あの「経産省若手レポート」は炎上覚悟だった 人生100年時代に「全員賛成」の政策はない
コーディネーター・石井芳明氏(以下、石井):このプロジェクトは、「こんなこと言ったらまずいんじゃないか」という部分も含めて、若手が問題意識を思い切って“言い放った”もの。産業構造審議会という格式高い会で突然発表されたのですが、当日まで管理職も内容を知らされず、次官と若手メンバーだけで資料作成が行われました。実際、どんな思いでプロジェクトに加わり、どうやって作ったのですか。
「次官・若手プロジェクト」に懸けた思い
経産省・足立茉衣氏(以下、足立):私は、役所でずっと仕事をする中で、どうしてもそのときの目の前の自分の業務しか見えなくなって、狭い世界に生きてしまうことが気になっていたんです。通常2~3年で異動するのですが、所属部署が変わっても、何か一貫する軸を持ちたい、つねに広い視野でいたい。そこで本来業務と並行的に、中長期的な課題について考えるこのプロジェクトに参加しました。

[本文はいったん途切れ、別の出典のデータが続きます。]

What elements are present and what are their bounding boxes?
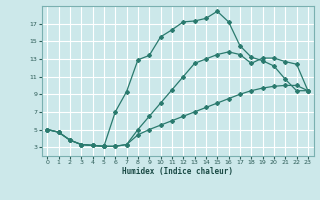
X-axis label: Humidex (Indice chaleur): Humidex (Indice chaleur): [122, 167, 233, 176]
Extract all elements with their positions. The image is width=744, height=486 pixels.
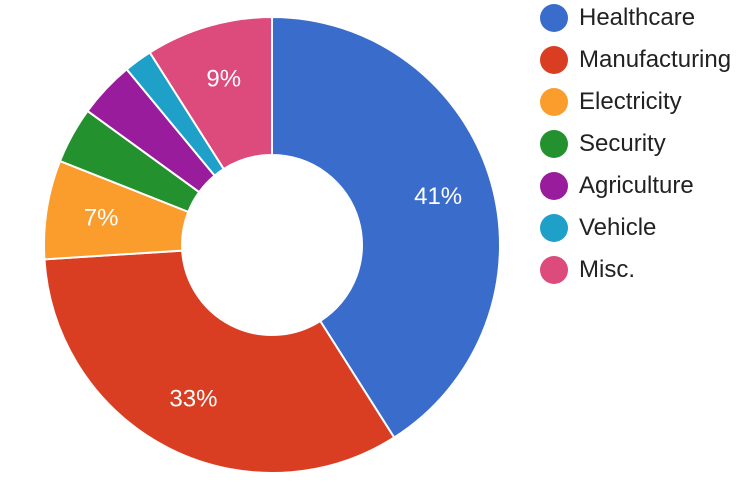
slice-label-electricity: 7% xyxy=(84,204,119,231)
legend-item-vehicle: Vehicle xyxy=(540,213,656,243)
legend-item-security: Security xyxy=(540,129,666,159)
legend-swatch-security xyxy=(540,130,568,158)
legend-swatch-healthcare xyxy=(540,4,568,32)
legend-label-manufacturing: Manufacturing xyxy=(579,46,732,73)
legend-swatch-vehicle xyxy=(540,214,568,242)
legend-item-misc: Misc. xyxy=(540,255,635,285)
legend-item-manufacturing: Manufacturing xyxy=(540,45,731,75)
legend-item-healthcare: Healthcare xyxy=(540,3,695,33)
legend-label-vehicle: Vehicle xyxy=(579,214,657,241)
slice-label-misc: 9% xyxy=(206,65,241,92)
slice-healthcare xyxy=(271,15,501,439)
slice-label-manufacturing: 33% xyxy=(169,386,217,413)
slice-manufacturing xyxy=(43,249,396,474)
slice-label-healthcare: 41% xyxy=(414,183,462,210)
legend-label-security: Security xyxy=(579,130,666,157)
legend-item-electricity: Electricity xyxy=(540,87,682,117)
legend-swatch-misc xyxy=(540,256,568,284)
legend-swatch-electricity xyxy=(540,88,568,116)
legend-item-agriculture: Agriculture xyxy=(540,171,694,201)
legend-label-healthcare: Healthcare xyxy=(579,4,696,31)
legend-swatch-manufacturing xyxy=(540,46,568,74)
legend-swatch-agriculture xyxy=(540,172,568,200)
slice-misc xyxy=(148,15,273,171)
legend-label-misc: Misc. xyxy=(579,256,635,283)
legend-label-electricity: Electricity xyxy=(579,88,682,115)
legend-label-agriculture: Agriculture xyxy=(579,172,694,199)
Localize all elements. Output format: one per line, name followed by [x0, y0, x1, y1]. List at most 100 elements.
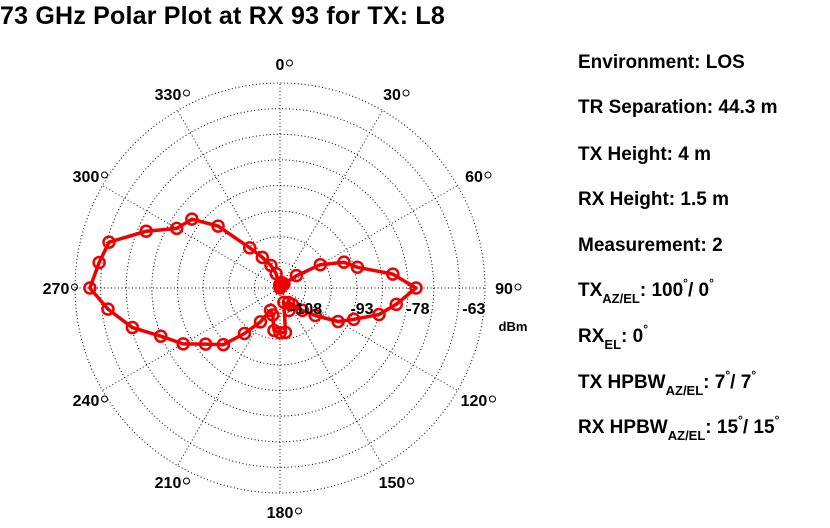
data-point [83, 281, 97, 295]
data-point-center [336, 320, 340, 323]
data-point-center [269, 309, 272, 312]
series-1 [83, 212, 423, 352]
data-point [101, 302, 115, 316]
data-point [347, 312, 361, 327]
data-point [154, 329, 168, 343]
radial-tick-label: -78 [406, 301, 429, 318]
data-point-center [269, 264, 273, 267]
radial-tick-label: -108 [290, 301, 322, 318]
grid-spoke [102, 287, 281, 391]
data-point [198, 337, 213, 351]
data-point [185, 212, 199, 226]
tx-az-el-sub: AZ/EL [602, 291, 640, 306]
tx-az-el-sep: / [687, 280, 699, 301]
grid-spoke [279, 287, 458, 391]
tx-hpbw-prefix: TX HPBW [578, 372, 666, 393]
angle-tick-label: 150 [379, 475, 406, 492]
tx-az-el-v2: 0 [698, 280, 710, 301]
angle-tick-label: 210 [155, 475, 182, 492]
data-point-center [356, 266, 359, 269]
data-point [273, 325, 287, 340]
data-point-center [97, 261, 101, 264]
rx-hpbw-sep: / [742, 417, 754, 438]
tx-hpbw-v1: 7 [714, 372, 726, 393]
data-point-center [278, 283, 281, 287]
angle-tick-label: 60 [465, 169, 483, 186]
data-point-center [144, 230, 148, 233]
data-point [102, 235, 116, 249]
data-point [216, 337, 231, 352]
angle-tick-label: 270 [43, 281, 70, 298]
data-point [92, 255, 106, 270]
data-point-center [377, 313, 381, 316]
rx-hpbw-v2: 15 [753, 417, 775, 438]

いま世界は、転換点に来ているんじゃないかと思います。ブレグジット、ドナルド・トランプ大統領、ポピュリズムなど、世界は大きく動いていて、技術的にもITの進化によってマッチングが効率的に行われ、これまで中央集権的に行われてきたものが壊れていくかもしれない。国家のあり方は変化していくのではないか? このままの政策でいいのか? そこが議論の出発点でした。